I feel that higher education is probably a high risk high reward investment for the public sector. Most graduates probably won't produce large social benefits, but the few that do could well justify the expense. And this pattern of high impact outliers make this a difficult cost-benefit calculation to do.

But will more investment work?

Devarajan points the finger at systems rather than funds;
As my co-authors and I try to show in our paper, the problem is caused at least as much by the presumption that higher education should be financed and provided by the government (essentially free of charge), which has led to elite capture and politicization of the system.
Which is similar to where Pritchett is going when he wonders;
The US and UK together have only 5.4 percent of the world’s population and yet have over half the world’s top universities—ten times their population share—and almost three times as many top universities as all of continental Europe combined.  Why?
So there is probably scope for some technical assistance in thinking about the higher ed ecosystem in developing countries.

But should we provide direct subsidies?
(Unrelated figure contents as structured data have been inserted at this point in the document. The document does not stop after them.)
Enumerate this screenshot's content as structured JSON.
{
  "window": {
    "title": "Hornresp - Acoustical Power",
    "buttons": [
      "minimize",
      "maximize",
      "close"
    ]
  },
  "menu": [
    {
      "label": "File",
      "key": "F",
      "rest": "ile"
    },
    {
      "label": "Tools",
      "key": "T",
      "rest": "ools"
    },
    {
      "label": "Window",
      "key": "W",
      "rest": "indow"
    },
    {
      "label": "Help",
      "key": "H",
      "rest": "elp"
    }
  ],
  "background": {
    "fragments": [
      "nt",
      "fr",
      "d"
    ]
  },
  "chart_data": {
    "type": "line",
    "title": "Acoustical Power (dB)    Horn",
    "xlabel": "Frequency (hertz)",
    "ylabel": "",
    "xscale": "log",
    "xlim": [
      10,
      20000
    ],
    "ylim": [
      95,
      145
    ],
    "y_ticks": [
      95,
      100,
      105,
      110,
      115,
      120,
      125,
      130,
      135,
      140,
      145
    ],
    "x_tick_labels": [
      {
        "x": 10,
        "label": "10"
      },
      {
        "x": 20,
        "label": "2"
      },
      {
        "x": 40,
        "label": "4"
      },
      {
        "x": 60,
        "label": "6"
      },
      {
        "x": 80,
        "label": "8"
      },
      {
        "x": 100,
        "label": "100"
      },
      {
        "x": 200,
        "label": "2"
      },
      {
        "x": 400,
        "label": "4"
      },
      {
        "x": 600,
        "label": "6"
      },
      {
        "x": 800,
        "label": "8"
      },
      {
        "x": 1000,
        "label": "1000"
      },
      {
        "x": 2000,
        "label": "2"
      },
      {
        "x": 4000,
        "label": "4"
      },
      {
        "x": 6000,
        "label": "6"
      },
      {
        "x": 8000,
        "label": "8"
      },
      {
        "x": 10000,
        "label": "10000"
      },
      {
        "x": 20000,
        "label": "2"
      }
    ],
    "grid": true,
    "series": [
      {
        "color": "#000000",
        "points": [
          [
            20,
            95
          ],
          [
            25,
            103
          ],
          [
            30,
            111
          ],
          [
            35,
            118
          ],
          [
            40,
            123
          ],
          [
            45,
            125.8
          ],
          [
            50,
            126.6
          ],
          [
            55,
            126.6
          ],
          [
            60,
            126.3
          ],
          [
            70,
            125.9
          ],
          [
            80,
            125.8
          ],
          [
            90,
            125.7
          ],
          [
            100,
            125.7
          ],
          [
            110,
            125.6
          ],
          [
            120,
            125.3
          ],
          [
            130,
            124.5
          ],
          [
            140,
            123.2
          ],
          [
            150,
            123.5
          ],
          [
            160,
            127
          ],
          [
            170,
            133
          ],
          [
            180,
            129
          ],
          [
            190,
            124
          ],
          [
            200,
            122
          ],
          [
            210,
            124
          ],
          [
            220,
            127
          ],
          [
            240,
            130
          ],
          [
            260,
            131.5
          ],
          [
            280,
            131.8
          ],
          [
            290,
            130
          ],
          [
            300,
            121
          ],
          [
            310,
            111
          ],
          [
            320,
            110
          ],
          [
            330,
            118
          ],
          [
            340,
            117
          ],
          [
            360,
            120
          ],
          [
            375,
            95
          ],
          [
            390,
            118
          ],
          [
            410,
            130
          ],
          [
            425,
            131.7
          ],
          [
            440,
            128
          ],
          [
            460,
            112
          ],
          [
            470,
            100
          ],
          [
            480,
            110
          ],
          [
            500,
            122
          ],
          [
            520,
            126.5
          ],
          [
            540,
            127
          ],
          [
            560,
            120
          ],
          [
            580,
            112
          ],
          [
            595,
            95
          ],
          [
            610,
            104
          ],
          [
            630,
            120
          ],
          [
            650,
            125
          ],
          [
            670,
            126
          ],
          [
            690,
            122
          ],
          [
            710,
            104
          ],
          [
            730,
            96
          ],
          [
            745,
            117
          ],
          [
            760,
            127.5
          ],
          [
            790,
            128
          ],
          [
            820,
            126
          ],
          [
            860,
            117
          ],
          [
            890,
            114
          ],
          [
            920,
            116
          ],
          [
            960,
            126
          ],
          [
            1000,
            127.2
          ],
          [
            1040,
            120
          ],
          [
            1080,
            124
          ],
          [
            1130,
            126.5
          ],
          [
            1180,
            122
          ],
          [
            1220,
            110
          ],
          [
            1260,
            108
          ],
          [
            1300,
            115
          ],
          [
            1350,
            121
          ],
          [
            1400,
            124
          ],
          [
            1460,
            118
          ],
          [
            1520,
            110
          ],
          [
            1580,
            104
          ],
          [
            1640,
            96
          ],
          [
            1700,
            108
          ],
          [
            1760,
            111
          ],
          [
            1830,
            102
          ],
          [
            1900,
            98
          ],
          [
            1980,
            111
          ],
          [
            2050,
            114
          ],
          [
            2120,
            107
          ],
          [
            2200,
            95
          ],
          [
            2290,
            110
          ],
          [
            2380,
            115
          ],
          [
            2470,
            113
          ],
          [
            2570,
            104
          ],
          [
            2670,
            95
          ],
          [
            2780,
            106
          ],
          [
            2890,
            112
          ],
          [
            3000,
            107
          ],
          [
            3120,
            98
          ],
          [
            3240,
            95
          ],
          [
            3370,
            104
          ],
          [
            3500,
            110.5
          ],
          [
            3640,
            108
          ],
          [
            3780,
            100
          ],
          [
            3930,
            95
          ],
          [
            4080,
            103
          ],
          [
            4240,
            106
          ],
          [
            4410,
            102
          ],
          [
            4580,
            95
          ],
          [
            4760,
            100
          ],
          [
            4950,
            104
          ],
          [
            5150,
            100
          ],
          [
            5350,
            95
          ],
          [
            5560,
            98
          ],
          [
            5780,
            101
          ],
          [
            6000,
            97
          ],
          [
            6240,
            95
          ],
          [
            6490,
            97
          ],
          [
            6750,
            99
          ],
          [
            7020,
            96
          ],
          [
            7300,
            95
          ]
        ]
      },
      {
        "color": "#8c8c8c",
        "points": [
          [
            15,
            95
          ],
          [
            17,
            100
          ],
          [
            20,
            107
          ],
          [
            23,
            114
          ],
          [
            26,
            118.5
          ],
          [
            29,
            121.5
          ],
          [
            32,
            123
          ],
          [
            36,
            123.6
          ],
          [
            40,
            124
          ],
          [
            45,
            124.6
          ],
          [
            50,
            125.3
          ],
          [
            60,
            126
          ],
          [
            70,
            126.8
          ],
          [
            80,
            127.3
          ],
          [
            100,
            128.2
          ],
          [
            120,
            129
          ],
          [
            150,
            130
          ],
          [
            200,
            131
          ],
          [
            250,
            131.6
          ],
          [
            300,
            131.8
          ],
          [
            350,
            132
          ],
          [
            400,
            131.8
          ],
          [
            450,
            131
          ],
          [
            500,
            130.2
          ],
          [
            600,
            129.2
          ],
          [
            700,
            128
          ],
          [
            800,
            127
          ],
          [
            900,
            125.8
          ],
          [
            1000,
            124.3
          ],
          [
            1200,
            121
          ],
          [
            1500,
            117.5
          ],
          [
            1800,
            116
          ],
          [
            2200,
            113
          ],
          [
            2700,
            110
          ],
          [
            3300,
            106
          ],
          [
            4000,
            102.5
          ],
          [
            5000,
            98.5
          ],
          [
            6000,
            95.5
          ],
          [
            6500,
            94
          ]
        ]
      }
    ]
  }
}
How do we trade off investment in primary education, which is probably more directly and immediately pro-poor, vs the long-term speculative investment in higher education?

Meanwhile, students at Makerere have been booted out of halls whilst lecturers are on strike.

5 comments:

Udadisi said...

Are there some successful examples of models or universities in Africa besides Ashesi University in Ghana? 

Christina Feng said...

I am up for primary education. With limited fund, which is always true, we have to prioritize the options, and primary education is more fundamental. High education requires a lot investment that most LDGs don't have: fund, faculty, technology, libraries… Besides, higher education should also matches the pace of economic development, otherwise it will only create well-educated young people without a decent job.